Eager to divest of embarrassment the APA claims it is currently attempting to prohibit members from working with DOD interrogators of detainees, while the DOD blithely continues to place psychologists with its teams employing tubal forced feeding (used as torture and punishment) at Guantanamo. ((Spencer Ackerman, “Guantanamo Bay psychologists to remain despite APA torture fallout,” The Guardian, July 15, 2015.)) By now the program is firmly in place. The DOD can ‘buy’ cooperative psychologists to continue the madness. If the APA were seriously horrified by the Hoffman report’s definitive evidence, it would bring charges against its employees and members who are guilty of war crimes. The opportunity is there at the APA annual Convention from August 6 through 9 in Toronto, where membership is also exposed to both Canadian and International law. Under the Conservative Party Canadian law has been reluctant to confront U.S. politicians known for their role in torture but may be less in awe of working psychologists.

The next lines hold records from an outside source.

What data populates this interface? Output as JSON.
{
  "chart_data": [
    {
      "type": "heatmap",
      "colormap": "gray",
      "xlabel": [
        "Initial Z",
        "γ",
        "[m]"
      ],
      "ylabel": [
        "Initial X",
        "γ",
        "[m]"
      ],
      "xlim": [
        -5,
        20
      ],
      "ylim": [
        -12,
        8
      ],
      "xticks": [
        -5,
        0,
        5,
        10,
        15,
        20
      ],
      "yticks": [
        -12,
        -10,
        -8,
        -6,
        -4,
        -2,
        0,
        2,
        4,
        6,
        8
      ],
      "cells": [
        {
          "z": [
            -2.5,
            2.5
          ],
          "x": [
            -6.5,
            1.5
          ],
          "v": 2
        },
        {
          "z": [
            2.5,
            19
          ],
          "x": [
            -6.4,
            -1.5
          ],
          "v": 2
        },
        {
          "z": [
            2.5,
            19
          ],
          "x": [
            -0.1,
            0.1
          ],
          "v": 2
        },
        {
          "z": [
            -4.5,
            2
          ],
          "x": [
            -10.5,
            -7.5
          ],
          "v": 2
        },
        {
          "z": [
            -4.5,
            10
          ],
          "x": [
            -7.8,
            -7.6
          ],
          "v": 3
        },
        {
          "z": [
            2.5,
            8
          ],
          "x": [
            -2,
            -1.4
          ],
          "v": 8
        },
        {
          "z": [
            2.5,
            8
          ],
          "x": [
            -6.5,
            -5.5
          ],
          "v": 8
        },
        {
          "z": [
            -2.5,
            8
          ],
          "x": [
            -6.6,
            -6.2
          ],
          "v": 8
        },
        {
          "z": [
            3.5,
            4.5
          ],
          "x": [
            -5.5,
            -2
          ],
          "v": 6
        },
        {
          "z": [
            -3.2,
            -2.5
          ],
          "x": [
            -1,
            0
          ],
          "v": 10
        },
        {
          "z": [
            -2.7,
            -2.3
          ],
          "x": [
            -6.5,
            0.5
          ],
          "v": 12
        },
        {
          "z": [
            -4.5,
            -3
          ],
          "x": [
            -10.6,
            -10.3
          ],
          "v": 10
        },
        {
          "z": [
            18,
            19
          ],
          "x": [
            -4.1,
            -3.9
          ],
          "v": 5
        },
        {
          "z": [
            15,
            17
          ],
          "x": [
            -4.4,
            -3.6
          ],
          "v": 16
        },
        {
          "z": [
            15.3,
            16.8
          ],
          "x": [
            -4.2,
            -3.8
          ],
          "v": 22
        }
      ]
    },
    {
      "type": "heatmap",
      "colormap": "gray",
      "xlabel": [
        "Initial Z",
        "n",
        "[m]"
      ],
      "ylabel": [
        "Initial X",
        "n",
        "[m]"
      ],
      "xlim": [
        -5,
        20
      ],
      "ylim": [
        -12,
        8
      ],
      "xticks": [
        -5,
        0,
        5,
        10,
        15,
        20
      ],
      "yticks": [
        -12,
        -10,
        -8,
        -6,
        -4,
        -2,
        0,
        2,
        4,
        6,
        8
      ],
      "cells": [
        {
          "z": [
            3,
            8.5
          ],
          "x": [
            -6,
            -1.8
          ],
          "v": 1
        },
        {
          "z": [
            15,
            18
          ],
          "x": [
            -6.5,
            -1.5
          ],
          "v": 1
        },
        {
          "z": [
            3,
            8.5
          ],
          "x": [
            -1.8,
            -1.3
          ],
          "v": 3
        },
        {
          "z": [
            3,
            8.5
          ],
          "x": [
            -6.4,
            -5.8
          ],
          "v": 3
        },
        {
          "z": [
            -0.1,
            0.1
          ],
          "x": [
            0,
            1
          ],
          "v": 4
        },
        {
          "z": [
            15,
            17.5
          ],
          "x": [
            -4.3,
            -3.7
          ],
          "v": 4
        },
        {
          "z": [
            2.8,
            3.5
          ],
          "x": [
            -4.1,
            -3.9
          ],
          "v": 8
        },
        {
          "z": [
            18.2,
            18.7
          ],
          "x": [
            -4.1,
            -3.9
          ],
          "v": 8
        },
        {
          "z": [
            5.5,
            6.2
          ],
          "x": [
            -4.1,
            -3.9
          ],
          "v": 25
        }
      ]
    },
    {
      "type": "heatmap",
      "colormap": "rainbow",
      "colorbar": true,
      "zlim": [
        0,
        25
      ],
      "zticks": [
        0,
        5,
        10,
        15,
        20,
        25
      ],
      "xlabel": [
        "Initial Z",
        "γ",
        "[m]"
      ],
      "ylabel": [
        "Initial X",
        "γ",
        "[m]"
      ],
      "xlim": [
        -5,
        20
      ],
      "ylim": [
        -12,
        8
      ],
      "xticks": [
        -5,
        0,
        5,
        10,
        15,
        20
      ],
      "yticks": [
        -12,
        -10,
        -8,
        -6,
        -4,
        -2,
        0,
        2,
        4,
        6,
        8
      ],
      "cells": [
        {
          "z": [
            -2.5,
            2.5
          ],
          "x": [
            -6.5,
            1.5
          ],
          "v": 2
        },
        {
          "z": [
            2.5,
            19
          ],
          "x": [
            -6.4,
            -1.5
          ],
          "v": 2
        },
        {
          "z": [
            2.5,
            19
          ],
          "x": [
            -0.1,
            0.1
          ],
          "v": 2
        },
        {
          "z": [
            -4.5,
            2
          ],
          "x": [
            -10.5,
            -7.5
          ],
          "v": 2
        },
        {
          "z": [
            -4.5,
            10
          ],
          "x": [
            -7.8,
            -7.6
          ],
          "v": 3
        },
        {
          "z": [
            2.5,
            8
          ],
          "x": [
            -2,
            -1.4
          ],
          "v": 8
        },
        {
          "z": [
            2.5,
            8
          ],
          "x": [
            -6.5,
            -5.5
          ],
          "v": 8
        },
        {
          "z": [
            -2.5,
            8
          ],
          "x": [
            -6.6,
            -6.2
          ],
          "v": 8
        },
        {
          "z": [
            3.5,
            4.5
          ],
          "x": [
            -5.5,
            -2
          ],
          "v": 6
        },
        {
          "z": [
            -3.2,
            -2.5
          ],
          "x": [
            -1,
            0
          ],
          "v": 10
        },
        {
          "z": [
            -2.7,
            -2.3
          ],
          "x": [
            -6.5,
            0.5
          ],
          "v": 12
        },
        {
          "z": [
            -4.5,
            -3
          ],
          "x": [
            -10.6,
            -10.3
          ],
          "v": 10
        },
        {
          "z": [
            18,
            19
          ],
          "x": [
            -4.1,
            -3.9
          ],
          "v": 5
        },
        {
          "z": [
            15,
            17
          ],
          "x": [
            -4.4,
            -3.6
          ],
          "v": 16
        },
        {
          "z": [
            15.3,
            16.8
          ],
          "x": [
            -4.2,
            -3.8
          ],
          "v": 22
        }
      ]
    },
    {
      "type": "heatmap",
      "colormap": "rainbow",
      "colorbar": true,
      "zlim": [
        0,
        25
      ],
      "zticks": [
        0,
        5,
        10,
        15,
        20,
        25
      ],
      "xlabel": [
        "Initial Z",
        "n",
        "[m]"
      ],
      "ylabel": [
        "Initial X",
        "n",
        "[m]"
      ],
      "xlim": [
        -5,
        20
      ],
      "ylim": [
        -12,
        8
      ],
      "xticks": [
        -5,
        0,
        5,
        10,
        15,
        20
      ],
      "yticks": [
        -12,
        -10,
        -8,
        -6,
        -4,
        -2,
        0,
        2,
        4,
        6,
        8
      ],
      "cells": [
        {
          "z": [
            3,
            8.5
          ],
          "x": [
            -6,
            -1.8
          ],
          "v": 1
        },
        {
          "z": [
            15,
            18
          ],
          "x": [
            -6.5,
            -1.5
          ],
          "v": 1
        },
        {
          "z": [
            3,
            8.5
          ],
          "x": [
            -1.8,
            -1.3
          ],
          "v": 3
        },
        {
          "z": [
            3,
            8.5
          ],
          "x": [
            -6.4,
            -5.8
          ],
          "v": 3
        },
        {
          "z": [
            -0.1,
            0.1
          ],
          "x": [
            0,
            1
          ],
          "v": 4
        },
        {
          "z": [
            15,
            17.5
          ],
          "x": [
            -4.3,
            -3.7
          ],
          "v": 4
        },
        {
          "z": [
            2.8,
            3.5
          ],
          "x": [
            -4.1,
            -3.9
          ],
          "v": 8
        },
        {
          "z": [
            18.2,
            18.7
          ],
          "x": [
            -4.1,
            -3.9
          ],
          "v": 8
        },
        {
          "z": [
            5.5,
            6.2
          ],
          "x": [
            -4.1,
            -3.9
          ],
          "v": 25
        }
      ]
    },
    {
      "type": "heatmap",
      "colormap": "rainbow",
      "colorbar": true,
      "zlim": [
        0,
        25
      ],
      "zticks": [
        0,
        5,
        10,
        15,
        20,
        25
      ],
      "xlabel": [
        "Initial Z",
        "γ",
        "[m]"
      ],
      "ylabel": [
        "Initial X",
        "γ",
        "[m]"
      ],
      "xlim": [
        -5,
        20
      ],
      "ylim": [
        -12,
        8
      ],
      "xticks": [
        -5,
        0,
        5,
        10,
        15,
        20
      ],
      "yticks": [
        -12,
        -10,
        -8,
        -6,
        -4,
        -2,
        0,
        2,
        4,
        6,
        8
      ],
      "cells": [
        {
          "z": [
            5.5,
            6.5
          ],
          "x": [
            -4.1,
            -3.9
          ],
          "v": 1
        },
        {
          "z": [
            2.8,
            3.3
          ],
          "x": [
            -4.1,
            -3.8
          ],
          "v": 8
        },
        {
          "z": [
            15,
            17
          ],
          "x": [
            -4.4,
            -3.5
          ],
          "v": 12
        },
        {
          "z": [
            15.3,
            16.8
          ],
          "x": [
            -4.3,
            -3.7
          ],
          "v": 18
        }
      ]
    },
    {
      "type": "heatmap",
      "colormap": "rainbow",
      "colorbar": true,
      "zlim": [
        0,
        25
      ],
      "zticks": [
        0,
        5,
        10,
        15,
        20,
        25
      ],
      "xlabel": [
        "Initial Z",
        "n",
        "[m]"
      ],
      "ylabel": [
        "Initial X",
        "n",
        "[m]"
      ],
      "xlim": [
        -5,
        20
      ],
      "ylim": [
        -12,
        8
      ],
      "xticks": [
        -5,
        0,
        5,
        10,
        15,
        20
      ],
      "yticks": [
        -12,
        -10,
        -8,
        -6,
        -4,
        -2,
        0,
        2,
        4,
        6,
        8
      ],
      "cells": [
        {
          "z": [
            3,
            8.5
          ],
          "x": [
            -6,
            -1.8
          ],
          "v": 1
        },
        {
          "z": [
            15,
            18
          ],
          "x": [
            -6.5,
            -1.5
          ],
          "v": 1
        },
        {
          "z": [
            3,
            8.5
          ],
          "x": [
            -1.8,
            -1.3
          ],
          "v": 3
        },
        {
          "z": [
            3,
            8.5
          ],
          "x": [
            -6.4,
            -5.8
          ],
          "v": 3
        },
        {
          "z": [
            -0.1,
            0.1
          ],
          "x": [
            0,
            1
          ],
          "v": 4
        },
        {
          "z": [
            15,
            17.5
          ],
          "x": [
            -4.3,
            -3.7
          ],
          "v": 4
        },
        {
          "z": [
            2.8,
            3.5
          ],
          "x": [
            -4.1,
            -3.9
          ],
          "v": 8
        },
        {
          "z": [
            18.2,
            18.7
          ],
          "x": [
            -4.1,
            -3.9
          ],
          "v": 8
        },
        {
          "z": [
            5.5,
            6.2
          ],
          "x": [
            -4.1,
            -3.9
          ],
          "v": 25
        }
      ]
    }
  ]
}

In the U.S. the legal system has failed to effectively prosecute government employees known to have committed war crimes and torture. From the Bush administration, George Bush, Richard Cheney, Condoleezza Rice, Donald Rumsfeld, Colin Powell, George Tenet, John Ashcroft, John Yoo, Jay Bybee, David Addington, William Haynes and Alberto Gonzalez, are considered to have committed violations of the Torture Statute and War Crimes Act. ((Marjorie Cohn, “Under U.S. Law Torture is Always Illegal,” Counterpunch, May 6, 2008.)) Lack of prosecution encourages others to commit equivalent crimes. As the overwhelming Senate vote this June 16th to ban torture suggests, Americans don’t like torture, even when it’s okayed by the experts. To change course, the U.S. must stop protecting its torturers. Leadership’s resolute march into a future devoid of humanity can be stopped with application of the laws already in place. Use of torture is only one symptom of a criminal state. Another is the murder of citizens by their own government. Another is wars of aggression. Another is police murders of select minority groups. Among other crimes endangering the people’s survival.